Comment by SchemaLoad
12 hours ago
It's because the AI overview is most of the time directly summarising the search results rather than synthesizing an answer from internal model knowledge. Which is why it can hyperlink the sources for the facts now. Even a very dumb lightweight model can extract relevant text from articles
I just can't see how this is sustainable since they are stealing from the sources who are now getting defunded.
> I just can't see how this is sustainable since they are stealing from the sources who are now getting defunded.
Yeah, that's why I said I don't know where the internet is heading to.
You can see the fall in real time - half the sources are also dubious AI slop now and that number’s only growing :-/
At work the conversation is that simultaneously everyone is using LLMs now, yet we receive virtually no traffic through them. The LLMs scrape our data, provide an answer to the user, and we see nothing from it.

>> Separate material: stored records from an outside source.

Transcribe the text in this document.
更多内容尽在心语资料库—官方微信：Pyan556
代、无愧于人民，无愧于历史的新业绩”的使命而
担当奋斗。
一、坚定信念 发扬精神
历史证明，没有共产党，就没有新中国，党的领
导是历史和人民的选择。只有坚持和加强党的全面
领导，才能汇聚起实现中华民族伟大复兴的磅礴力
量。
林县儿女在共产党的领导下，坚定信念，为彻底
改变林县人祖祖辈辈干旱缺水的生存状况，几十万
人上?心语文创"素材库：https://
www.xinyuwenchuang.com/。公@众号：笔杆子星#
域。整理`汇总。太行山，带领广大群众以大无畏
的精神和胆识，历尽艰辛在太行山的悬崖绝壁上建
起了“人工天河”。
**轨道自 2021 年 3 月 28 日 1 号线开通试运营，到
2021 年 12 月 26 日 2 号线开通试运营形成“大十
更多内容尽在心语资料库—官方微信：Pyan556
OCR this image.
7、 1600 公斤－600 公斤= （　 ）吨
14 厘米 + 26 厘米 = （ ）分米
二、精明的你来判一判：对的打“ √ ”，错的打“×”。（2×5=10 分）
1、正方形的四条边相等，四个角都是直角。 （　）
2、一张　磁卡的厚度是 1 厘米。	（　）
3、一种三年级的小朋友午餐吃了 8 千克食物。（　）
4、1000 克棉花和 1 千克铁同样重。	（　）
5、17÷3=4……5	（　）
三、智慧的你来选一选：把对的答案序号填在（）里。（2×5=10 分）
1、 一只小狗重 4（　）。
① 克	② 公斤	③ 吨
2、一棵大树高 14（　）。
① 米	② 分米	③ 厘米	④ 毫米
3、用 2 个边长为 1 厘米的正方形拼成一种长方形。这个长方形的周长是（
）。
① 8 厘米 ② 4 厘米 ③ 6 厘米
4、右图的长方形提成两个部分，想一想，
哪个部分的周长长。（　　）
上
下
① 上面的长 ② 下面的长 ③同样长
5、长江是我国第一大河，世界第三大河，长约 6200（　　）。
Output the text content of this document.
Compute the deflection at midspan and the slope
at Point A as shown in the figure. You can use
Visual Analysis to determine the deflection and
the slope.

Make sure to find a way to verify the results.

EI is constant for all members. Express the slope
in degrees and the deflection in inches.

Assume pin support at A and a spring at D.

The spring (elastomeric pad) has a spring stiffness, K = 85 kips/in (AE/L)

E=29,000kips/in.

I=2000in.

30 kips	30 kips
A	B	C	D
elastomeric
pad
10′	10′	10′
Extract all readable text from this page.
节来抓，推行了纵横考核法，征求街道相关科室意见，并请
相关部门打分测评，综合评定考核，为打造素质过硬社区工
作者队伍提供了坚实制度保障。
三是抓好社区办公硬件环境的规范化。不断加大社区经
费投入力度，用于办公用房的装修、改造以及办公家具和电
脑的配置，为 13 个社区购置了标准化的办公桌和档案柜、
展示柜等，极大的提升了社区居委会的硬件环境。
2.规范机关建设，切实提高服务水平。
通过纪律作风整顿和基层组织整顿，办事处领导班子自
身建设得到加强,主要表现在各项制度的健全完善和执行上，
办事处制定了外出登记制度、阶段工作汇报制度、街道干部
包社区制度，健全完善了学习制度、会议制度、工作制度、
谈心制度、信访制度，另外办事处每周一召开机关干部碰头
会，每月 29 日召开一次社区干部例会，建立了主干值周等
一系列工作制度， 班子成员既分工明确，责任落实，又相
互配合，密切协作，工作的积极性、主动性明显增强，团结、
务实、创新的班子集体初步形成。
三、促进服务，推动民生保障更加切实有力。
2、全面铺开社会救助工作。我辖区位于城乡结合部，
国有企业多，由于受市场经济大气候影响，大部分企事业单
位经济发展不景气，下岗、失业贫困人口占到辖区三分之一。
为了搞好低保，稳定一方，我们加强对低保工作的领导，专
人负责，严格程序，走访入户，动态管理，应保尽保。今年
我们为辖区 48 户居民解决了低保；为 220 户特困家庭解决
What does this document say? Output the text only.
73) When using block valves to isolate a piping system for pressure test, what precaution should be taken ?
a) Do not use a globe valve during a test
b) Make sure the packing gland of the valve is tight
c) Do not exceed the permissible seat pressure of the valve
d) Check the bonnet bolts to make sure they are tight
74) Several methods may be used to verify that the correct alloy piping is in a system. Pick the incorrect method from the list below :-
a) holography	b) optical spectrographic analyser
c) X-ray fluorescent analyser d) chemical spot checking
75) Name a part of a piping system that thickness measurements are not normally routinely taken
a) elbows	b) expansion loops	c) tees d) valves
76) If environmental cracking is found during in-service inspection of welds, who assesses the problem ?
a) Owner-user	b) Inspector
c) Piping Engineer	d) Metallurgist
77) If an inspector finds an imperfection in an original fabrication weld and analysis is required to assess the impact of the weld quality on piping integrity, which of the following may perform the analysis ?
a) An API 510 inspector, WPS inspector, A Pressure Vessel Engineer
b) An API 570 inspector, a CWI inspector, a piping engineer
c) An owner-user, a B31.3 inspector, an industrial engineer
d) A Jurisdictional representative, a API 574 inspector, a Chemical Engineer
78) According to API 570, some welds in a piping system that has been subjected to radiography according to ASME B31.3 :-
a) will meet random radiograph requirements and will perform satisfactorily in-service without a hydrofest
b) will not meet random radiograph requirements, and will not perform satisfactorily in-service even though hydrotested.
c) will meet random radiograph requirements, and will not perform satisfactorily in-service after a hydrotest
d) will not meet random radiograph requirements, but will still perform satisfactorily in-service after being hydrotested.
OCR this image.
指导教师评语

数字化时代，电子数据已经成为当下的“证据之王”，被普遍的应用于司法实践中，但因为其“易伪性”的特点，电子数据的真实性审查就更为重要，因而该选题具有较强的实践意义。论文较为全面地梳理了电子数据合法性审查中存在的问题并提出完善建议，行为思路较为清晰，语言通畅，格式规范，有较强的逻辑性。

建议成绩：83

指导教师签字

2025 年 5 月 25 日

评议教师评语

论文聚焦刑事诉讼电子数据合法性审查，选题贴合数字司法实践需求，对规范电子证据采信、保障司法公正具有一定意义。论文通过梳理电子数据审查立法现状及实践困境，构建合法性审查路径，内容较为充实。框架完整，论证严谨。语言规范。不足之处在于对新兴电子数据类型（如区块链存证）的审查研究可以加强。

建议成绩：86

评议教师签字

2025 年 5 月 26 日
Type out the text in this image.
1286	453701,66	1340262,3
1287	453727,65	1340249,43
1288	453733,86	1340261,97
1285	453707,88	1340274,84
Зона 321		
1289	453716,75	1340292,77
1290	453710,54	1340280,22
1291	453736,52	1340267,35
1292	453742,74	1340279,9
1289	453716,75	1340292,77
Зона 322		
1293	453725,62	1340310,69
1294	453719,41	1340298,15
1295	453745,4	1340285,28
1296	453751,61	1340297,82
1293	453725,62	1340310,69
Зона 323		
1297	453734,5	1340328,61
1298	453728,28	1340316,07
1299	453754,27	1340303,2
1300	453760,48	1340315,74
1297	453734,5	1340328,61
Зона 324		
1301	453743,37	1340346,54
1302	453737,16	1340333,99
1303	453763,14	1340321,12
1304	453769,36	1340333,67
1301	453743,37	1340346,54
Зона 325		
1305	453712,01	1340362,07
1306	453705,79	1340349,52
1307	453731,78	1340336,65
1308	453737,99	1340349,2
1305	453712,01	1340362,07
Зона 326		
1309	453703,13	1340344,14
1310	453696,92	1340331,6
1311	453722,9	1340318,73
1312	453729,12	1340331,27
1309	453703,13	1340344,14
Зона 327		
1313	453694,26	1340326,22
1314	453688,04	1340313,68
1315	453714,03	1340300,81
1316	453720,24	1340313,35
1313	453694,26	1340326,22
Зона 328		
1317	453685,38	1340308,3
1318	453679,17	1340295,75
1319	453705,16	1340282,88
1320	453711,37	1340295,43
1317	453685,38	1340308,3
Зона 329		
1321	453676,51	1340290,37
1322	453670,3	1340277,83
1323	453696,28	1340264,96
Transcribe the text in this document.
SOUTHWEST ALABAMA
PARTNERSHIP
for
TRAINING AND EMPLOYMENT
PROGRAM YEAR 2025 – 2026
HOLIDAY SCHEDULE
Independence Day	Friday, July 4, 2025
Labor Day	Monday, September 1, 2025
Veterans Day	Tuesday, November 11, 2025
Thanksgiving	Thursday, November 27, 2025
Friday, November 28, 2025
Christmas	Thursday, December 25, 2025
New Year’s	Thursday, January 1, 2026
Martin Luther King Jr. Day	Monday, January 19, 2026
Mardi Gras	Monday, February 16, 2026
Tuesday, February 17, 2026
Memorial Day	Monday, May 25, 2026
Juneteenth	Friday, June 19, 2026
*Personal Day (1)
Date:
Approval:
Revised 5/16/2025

I have the same worry about LLMs in general - I know that ‘model collapse’ seems to be an unfashionable idea, but when the internet’s just full of garbage (soon?…), what are we going to train these things on?
1 reply →
How often are they scraping?
Also generally wondering… Do labs view scraping as legally safer than trying to cache the Internet? I figure it’s easy to mark certain content as all but evergreen (can do a quick secondary check for possible new news).
Maybe caching everything is too expensive?